Mad Men. Classic early '60s with narrow lapel, AS SEEN ON TV. 'yadda, yadda.'
As I have '60s suits and jackets, it is not inappropriate to slip a modern Ben Silver in there, but I haven't had to do so, as old-school ties show up as thrift items often...
YMMV,
regards to all,
rudy


----------



## dwebber18 (Jun 5, 2008)

I'm glad you all have such good luck at stores like this. I'm a large size so I typically can't find anything at all, and my stores here always have nothing but garbage. However, if I need a boxed shirt/tie combo I know exactly where to go.


----------



## pejm (Aug 21, 2007)

I stopped by my local Marshalls yesterday. They did have some Brooks Brothers suits on their clearance rack. Unfortunately, they were missing their pants. I'll have to keep a look out in the future.

I did find a Polo Ralph Lauren pea coat (I've been looking for a new pea coat) for $69, marked down from $495.00, so it was definitely worth the visit.


----------



## Taken Aback (Aug 3, 2009)

pejm said:


> I did find a Polo Ralph Lauren pea coat (I've been looking for a new pea coat) for $69, marked down from $495.00, so it was definitely worth the visit.

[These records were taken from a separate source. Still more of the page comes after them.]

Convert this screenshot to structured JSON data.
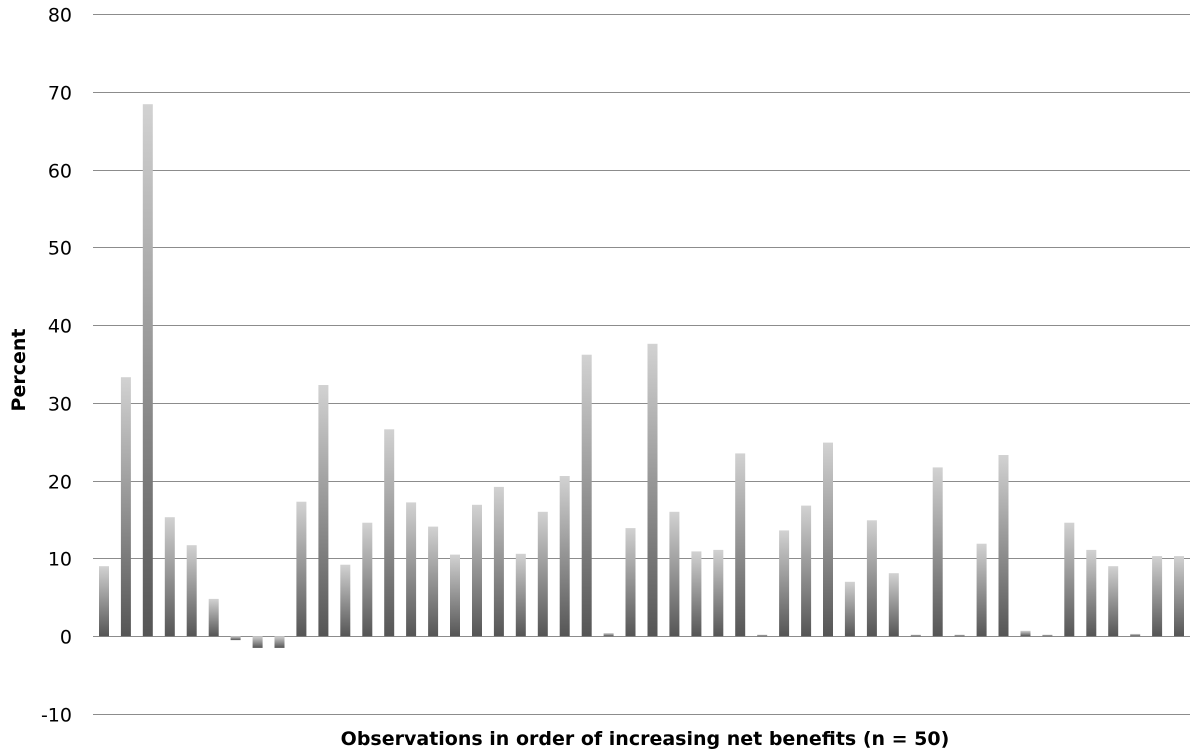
{
  "chart_data": {
    "type": "bar",
    "xlabel": "Observations in order of increasing net benefits (n = 50)",
    "ylabel": "Percent",
    "ylim": [
      -10,
      80
    ],
    "yticks": [
      -10,
      0,
      10,
      20,
      30,
      40,
      50,
      60,
      70,
      80
    ],
    "grid": true,
    "legend": "none",
    "bar_color_top": "#d2d2d2",
    "bar_color_bottom": "#555555",
    "values": [
      9,
      33.3,
      68.4,
      15.3,
      11.7,
      4.8,
      -0.5,
      -1.5,
      -1.5,
      17.3,
      32.3,
      9.2,
      14.6,
      26.6,
      17.2,
      14.1,
      10.5,
      16.9,
      19.2,
      10.6,
      16,
      20.6,
      36.2,
      0.4,
      13.9,
      37.6,
      16,
      10.9,
      11.1,
      23.5,
      0,
      13.6,
      16.8,
      24.9,
      7,
      14.9,
      8.1,
      0,
      21.7,
      0,
      11.9,
      23.3,
      0.7,
      0,
      14.6,
      11.1,
      9,
      0.3,
      10.3,
      10.3
    ]
  }
}
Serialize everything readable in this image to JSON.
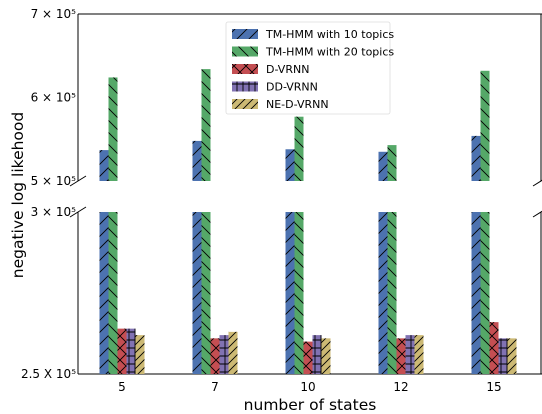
{
  "chart_data": {
    "type": "bar",
    "categories": [
      "5",
      "7",
      "10",
      "12",
      "15"
    ],
    "xlabel": "number of states",
    "ylabel": "negative log likehood",
    "broken_axis": true,
    "upper_ylim": [
      500000,
      700000
    ],
    "lower_ylim": [
      250000,
      300000
    ],
    "upper_ticks": [
      {
        "value": 500000,
        "label": "5 × 10⁵"
      },
      {
        "value": 600000,
        "label": "6 × 10⁵"
      },
      {
        "value": 700000,
        "label": "7 × 10⁵"
      }
    ],
    "lower_ticks": [
      {
        "value": 250000,
        "label": "2.5 X 10⁵"
      },
      {
        "value": 300000,
        "label": "3 × 10⁵"
      }
    ],
    "legend_position": "top-center",
    "series": [
      {
        "name": "TM-HMM with 10 topics",
        "color": "#4c72b0",
        "hatch": "forward-diagonal",
        "values": [
          537000,
          548000,
          538000,
          535000,
          554000
        ]
      },
      {
        "name": "TM-HMM with 20 topics",
        "color": "#55a868",
        "hatch": "back-diagonal",
        "values": [
          624000,
          634000,
          577000,
          543000,
          632000
        ]
      },
      {
        "name": "D-VRNN",
        "color": "#c44e52",
        "hatch": "cross",
        "values": [
          264000,
          261000,
          260000,
          261000,
          266000
        ]
      },
      {
        "name": "DD-VRNN",
        "color": "#8172b2",
        "hatch": "plus",
        "values": [
          264000,
          262000,
          262000,
          262000,
          261000
        ]
      },
      {
        "name": "NE-D-VRNN",
        "color": "#ccb974",
        "hatch": "forward-diagonal-dense",
        "values": [
          262000,
          263000,
          261000,
          262000,
          261000
        ]
      }
    ]
  }
}
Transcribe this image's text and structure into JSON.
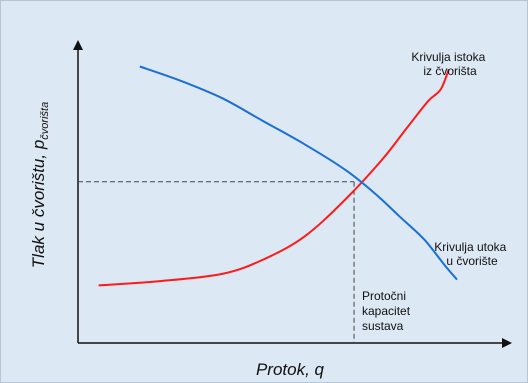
{
  "chart_data": {
    "type": "line",
    "xlabel": "Protok, q",
    "ylabel_main": "Tlak u čvorištu, p",
    "ylabel_sub": "čvorišta",
    "xlim": [
      0,
      100
    ],
    "ylim": [
      0,
      100
    ],
    "grid": false,
    "series": [
      {
        "name_lines": [
          "Krivulja istoka",
          "iz čvorišta"
        ],
        "color": "#ff1a1a",
        "points": [
          [
            5,
            20
          ],
          [
            20,
            21.5
          ],
          [
            35,
            24
          ],
          [
            45,
            29
          ],
          [
            55,
            37
          ],
          [
            65,
            50
          ],
          [
            74,
            64
          ],
          [
            80,
            75
          ],
          [
            85,
            84
          ],
          [
            88,
            88
          ],
          [
            90,
            95
          ]
        ]
      },
      {
        "name_lines": [
          "Krivulja utoka",
          "u čvorište"
        ],
        "color": "#1a6fd6",
        "points": [
          [
            15,
            96
          ],
          [
            25,
            91
          ],
          [
            35,
            85
          ],
          [
            45,
            77
          ],
          [
            55,
            69
          ],
          [
            65,
            60
          ],
          [
            72,
            52
          ],
          [
            78,
            44
          ],
          [
            84,
            36
          ],
          [
            89,
            27
          ],
          [
            92,
            22
          ]
        ]
      }
    ],
    "intersection": {
      "x": 67,
      "y": 56,
      "label_lines": [
        "Protočni",
        "kapacitet",
        "sustava"
      ]
    }
  }
}
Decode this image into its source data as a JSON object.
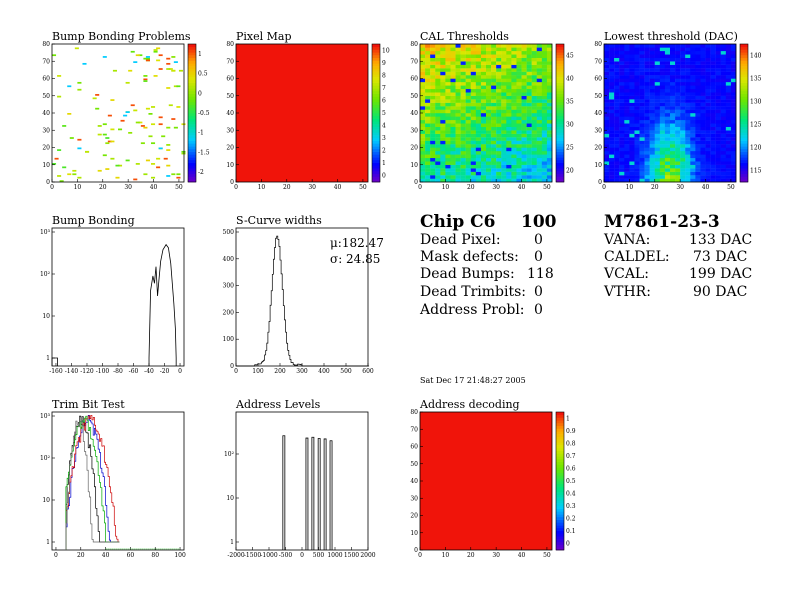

That's a nice find. I wonder if the blackwatch ones have made it to these stores too.


----------



## dparm (Nov 18, 2008)

Last month I snagged two $125 Ralph Lauren full grain leather dress belts at Marshalls. I had been looking for a reasonably-sized and moderately-priced leather dress belt in black, and another in dark brown. They were marked down to $19.99 each. Polished buckles, smooth texture with a hint of grain, and NOT the cheap reversible kind that are corrected grain. Perfect with a suit or cords. SOLD.


----------



## Bermuda (Aug 16, 2009)

By the way, TJ Maxx is practically the same exact store as Marshall's. In fact, they may even be owned by the same company


----------



## Taken Aback (Aug 3, 2009)

They are.


----------



## Ekphrastic (Oct 4, 2009)

I'll have to try TJ Maxx; went to a Marshall's today--nothing of note, except for some burly Woolrich and Cabot socks (if you're, you know, in need of burly socks).


----------